Modi struck back by issuing ordinances on these two issues in December. Now, ordinances are supposed to be used only when an issue is so urgent that it cannot wait for the next parliamentary session. This was hardly the case.So, Modi was criticized for misusing the Constitution. Legal expert Rajeev Dhawan called his action “Constitutional terrorism”.
Unfazed, Modi has decided to use ordinances repeatedly. A third ordinance has now regularized e‐rickshaws in Delhi. A fourth has amended the land acquisition law. A fifth is planned to ensure speedier arbitration. A sixth will ease visa and related conditions for non‐resident Indians. A seventh, on mineral royalties in tribal areas, may also be in the works.
So, Modi’s ordinances are not defensive measures. Rather, he is using them as an attack strategy, to combat the opposition’s disruption strategy in the Rajya Sabha. He aims to show that he means business and will not allow Rajya Sabha disrupters to spoil his strongman image.
More important, Modi is laying the ground for something totally new. He may seek a joint session of both houses of Parliament to convert not just one or two but a vast array of ordinanc es into law in one go.
The Constitution provides for a joint session if a Bill is passed in one House but defeated in the other. This can also be done if the two Houses disagree on amendments to a Bill.
Till now, Modi has taken the position that a joint session of Parliament will be a last resort. The BJP has only 45 seats out of 250 in the Upper House, but has hoped to enlist the support of regional parties to get Rajya Sabha approval for sundry Bills. However, opposition disruption has put paid to that approach. The disrupters will not even let the House consider any Bill, let alone pass it.
So, the Modi government may now view a joint session of Parliament as not a last resort but a first resort. Instead of trying to persuade unpersuadable opponents, it is issuing a series of ordinances on priority issues. It will dare the Rajya Sabha to reject them. If they are rejected, Modi can ask for a joint session.
But opposition disrupters may sabotage this approach by simply not allowing the Rajya Sab ha to vote at all. If the House does not explicitly reject a Bill, rejection cannot be cited a ground for convening a joint session. In theory, disrupters can paralyse the Rajya Sabha session after session, preventing a vote in the House ad infinitum.
But Modi can find succour in one more Constitutional provision on joint sessions. If one House passes a Bill but the second House neither accepts not rejects it for six months, then too the President can convene a joint session to settle the matter.
Parliament will adjourn once or twice during this six‐month period. Between sessions, the same Bills can be re‐issued as ordinances. Critics will lambast this as Ordinance Raj. However, in the Bihar Ordinance Raj case, the Supreme Court said that repeated ordinances were undesirable but not illegal. That will hold good here too.

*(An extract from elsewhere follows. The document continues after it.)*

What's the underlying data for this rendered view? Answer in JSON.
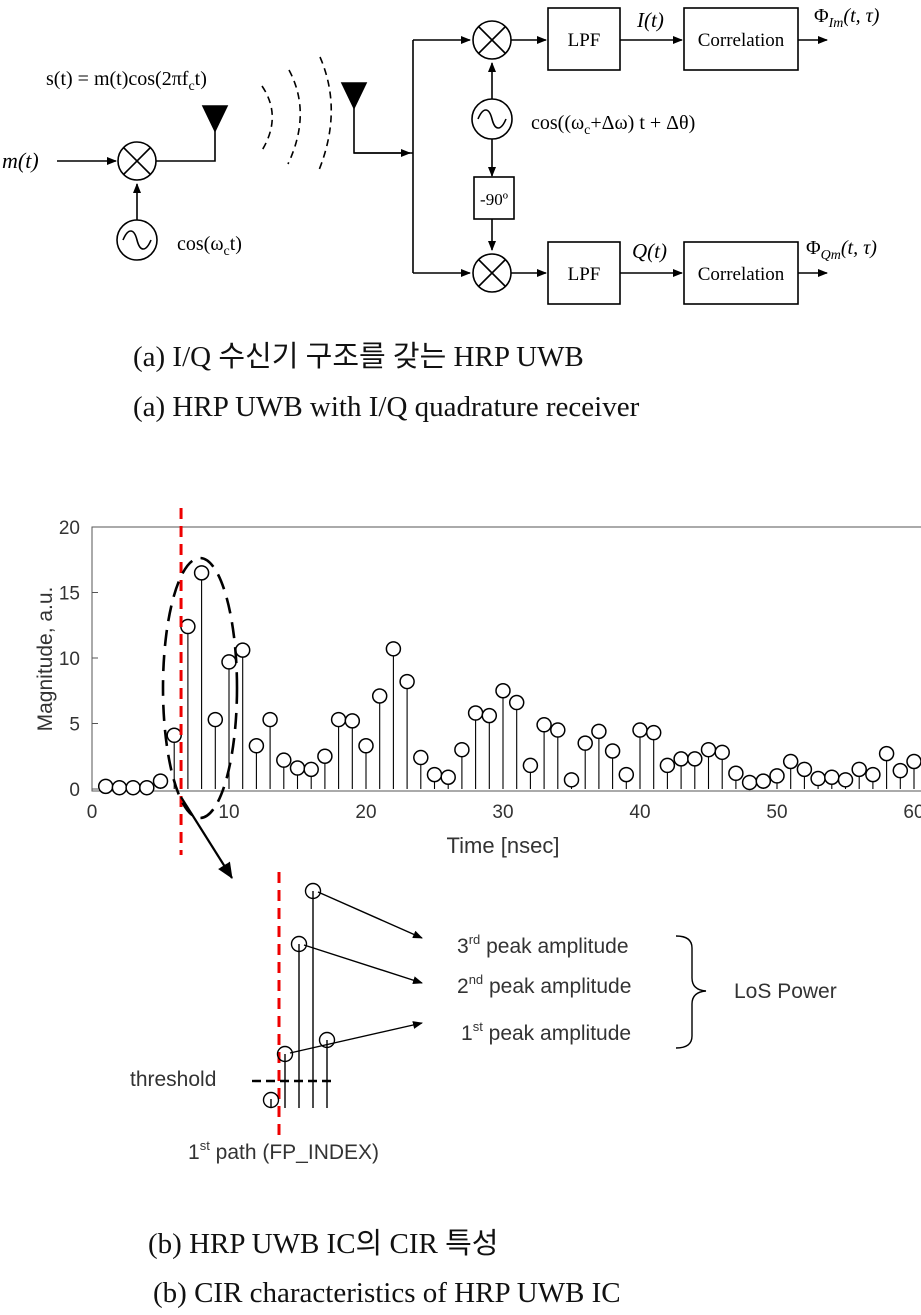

The Lok Sabha will pass all Modi’s ordinances in its next session. These will then go to the Rajya Sabha. Disrupters may try to prevent a vote. But after six months of Rajya Sabha failure to vote, Modi can ask for a joint session of Parliament. This joint session can then pass a whole raft of Bills. Far from being an exceptional legislative route, the joint session can become the standard route to ram through most legislation.
For decades I have criticized Ordinance Raj by central and state governments as an erosion of democracy. Yet the disrupters in the Rajya Sabha are even greater eroders of democracy. Every party has been guilty of preventing legislatures from functioning in the past, and so none is willing to physically throw out disrupters.
Interesting question: what will happen if opposition rowdies prevent even a joint session from functioning? Will all parties finally accept that disruption is not a fundamental right of MPs, and throw out the disrupters? I truly hope so.